If you’re considering giving your child melatonin, an over-the-counter sleep hormone supplement, talk with your pediatrician first. Because it’s available without a prescription, melatonin is not regulated by the FDA and its effectiveness is not guaranteed. Other solutions should be implemented first, like reducing blue light exposure. The wavelength in blue light diminishes the body’s natural melatonin production, according to the AAP.  

CONSIDER THE LIGHTING. Our sleep cycles have a strong response to light. Blue light emitted from televisions, tablets, and phones, essentially tricks the body into thinking it’s daytime. This is why even adult physicians advise their patients not to stare at their phones before bed. Ideally, “screen time” should cease at least 1 hour before intended bedtimes to allow the body and mind to relax. Though it’s tempting to let kids watch tv for relaxation, reading a book, listening to soothing music, journaling, or practicing meditation are preferable. Don’t beat yourself up if your bedtime routines aren’t the stuff of parenting magazines: audiobooks and meditation apps exist for a reason.

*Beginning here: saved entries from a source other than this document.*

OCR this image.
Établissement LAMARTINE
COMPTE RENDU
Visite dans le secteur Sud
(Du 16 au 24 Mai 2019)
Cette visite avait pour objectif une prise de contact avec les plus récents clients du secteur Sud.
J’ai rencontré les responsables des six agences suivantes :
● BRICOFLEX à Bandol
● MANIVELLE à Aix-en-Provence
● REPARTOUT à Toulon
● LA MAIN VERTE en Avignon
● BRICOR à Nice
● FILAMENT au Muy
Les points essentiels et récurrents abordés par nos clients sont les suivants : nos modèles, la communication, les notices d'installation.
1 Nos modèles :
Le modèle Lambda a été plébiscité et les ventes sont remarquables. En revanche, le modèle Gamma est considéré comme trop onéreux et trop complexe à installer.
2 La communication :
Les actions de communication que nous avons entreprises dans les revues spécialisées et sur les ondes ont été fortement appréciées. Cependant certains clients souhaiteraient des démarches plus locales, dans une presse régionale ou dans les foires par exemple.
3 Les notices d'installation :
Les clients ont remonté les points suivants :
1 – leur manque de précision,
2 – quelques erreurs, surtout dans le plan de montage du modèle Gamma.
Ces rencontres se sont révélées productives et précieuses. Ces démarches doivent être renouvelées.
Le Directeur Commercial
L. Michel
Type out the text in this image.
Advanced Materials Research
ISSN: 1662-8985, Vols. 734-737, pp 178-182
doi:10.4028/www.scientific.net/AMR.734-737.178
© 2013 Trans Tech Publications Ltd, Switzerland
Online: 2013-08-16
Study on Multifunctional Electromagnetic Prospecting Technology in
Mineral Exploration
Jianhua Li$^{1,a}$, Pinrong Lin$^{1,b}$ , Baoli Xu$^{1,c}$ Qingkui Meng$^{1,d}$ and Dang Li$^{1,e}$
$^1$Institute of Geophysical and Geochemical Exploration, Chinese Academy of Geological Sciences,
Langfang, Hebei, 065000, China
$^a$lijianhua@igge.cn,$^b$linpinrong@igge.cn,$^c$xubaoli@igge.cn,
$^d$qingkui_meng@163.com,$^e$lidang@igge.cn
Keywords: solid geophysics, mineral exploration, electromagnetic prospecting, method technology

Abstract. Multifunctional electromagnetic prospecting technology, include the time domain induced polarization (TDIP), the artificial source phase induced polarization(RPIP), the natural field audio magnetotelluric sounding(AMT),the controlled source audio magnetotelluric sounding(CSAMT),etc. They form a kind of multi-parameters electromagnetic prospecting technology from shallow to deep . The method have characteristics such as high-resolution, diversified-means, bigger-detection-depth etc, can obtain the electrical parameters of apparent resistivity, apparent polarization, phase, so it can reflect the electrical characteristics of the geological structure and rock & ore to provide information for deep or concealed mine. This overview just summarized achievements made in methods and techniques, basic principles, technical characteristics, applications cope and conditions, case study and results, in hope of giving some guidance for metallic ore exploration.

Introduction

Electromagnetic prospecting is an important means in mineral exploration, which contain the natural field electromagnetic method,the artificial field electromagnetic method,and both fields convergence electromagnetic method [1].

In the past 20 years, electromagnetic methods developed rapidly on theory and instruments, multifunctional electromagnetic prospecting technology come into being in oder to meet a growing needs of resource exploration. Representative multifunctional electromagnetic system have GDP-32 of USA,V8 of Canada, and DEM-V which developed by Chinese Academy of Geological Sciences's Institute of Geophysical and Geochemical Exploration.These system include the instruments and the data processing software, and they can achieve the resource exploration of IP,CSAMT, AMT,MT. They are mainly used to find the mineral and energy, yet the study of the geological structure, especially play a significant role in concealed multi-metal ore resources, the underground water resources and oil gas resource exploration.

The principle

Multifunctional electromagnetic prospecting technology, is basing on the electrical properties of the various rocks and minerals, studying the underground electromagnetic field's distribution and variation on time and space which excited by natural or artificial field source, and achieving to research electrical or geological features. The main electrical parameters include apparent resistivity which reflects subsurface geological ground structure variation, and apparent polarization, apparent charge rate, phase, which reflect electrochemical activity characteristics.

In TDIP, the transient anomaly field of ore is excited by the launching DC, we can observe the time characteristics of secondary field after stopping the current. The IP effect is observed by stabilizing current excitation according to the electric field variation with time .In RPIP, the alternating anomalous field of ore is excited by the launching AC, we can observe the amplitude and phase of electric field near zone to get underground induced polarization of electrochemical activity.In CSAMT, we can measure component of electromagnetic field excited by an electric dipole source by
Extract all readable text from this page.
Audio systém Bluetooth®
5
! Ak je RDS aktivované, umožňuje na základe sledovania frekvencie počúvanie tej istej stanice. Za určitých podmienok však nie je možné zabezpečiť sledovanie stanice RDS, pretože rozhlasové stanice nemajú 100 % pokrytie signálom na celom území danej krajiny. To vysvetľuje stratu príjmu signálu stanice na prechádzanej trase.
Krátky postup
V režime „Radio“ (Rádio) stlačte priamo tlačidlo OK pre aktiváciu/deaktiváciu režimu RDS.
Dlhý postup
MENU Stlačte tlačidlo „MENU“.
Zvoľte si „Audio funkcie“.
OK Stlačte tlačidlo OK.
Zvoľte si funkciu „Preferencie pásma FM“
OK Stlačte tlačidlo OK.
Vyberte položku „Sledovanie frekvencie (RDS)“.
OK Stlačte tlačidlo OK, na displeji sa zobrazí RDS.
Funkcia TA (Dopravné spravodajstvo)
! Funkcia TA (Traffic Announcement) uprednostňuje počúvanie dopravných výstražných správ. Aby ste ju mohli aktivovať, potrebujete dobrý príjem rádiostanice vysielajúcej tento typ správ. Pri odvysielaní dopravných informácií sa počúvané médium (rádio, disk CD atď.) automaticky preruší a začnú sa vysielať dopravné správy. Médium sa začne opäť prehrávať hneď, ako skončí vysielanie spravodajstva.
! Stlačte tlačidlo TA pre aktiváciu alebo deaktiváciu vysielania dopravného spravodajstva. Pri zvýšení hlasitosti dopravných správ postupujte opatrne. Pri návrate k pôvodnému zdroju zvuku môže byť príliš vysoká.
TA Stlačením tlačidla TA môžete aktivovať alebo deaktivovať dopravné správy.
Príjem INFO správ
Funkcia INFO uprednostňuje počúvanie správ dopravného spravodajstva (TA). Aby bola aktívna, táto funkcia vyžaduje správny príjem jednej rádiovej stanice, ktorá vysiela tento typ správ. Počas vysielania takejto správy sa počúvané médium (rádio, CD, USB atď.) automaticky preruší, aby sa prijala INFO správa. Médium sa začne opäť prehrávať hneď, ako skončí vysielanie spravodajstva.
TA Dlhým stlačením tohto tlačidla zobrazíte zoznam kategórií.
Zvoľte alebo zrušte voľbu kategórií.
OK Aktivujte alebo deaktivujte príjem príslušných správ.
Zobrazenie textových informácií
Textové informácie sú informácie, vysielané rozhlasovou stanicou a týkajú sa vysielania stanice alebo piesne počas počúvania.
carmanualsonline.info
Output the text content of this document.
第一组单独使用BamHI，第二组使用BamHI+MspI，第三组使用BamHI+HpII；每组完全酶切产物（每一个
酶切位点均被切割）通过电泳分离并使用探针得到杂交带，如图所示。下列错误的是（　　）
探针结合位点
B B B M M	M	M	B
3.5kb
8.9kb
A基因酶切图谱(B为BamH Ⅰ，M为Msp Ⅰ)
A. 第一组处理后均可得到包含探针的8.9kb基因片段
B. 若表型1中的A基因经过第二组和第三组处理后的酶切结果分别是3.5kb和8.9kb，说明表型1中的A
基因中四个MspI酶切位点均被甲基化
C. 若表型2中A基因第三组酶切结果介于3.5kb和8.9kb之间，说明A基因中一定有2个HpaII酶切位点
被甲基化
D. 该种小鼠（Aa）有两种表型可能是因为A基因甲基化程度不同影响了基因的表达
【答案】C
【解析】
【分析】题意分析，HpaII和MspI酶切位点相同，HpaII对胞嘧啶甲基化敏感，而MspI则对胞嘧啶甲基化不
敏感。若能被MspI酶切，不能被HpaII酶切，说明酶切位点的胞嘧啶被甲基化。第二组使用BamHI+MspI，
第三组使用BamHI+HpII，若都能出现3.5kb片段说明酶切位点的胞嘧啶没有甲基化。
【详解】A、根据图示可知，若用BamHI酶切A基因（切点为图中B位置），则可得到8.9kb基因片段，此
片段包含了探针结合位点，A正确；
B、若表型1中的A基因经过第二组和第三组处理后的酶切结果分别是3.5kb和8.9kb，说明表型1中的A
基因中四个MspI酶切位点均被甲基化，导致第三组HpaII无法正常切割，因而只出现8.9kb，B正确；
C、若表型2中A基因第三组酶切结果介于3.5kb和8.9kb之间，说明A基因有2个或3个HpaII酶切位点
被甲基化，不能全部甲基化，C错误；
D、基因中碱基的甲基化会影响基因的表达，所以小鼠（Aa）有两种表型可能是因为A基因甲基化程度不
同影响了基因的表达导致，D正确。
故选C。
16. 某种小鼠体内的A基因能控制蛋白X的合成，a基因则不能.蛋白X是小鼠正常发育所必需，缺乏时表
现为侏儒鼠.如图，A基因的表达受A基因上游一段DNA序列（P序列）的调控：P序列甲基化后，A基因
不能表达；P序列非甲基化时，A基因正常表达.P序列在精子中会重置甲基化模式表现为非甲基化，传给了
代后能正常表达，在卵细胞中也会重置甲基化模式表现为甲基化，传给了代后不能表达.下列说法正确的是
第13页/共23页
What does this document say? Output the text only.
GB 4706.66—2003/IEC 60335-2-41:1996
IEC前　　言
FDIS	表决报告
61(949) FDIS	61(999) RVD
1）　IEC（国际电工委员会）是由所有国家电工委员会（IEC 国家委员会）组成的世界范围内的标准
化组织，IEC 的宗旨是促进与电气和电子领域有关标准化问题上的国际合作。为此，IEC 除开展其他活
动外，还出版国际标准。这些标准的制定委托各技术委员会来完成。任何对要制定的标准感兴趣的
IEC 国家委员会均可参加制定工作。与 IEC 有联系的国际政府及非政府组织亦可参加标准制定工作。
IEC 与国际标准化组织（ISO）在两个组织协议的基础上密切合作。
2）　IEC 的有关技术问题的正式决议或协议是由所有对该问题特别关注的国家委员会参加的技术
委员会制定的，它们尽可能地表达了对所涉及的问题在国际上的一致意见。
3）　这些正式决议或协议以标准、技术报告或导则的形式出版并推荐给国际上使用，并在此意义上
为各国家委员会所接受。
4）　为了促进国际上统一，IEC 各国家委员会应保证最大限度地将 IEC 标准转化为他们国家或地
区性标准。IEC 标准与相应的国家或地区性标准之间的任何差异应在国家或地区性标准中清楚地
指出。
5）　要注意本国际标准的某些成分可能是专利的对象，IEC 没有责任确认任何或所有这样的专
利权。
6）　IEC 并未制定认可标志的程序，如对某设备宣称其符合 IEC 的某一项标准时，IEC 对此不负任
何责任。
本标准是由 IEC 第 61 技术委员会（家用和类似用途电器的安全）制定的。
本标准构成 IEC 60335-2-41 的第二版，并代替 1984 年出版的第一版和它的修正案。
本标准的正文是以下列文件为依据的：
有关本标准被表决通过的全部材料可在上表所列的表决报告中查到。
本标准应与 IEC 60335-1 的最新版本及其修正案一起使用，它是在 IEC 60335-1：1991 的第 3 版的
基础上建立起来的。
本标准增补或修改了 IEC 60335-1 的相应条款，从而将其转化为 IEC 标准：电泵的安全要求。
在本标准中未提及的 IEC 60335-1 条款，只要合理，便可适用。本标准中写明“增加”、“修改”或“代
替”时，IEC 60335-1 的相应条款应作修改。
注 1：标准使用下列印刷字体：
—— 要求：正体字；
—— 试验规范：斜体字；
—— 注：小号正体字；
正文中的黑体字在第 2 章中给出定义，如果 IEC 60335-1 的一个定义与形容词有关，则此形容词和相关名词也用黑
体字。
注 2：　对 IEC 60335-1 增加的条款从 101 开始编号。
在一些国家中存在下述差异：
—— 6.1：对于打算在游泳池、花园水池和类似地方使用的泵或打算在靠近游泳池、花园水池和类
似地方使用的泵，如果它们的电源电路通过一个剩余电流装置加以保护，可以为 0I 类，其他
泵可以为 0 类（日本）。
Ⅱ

For younger children with earlier bedtimes, consider turning on as few lights as possible in the home to allow the space to darken naturally as the sun goes down, working in tandem with their natural sleep cycles. Exposure to bright light in the morning will help maintain that rhythm.

CREATE A SAFE SPACE. No matter how hard we try to help our kids relax before bed, sometimes their active minds wander into anxiety, or they wake from a bad dream. When this happens, listen to their worries in a non-dismissive way. It’s easy to feel frustrated when a toddler fears something irrational or an older child brings up a concern seemingly out of nowhere, but allowing them to speak their worries out loud will create a conversation rather than letting their imagination spiral.

If you have a young child with separation anxiety, consider putting a photo near their bed of a happy family memory to help them feel close. Let them know you’ll check on them before you go to bed, and follow through on that promise.

Any number of factors can affect sleep, but modern parents have more resources available to them than ever. As long as you’re prioritizing a safe, peaceful routine, you don’t need to feel guilty for the occasional sidestep.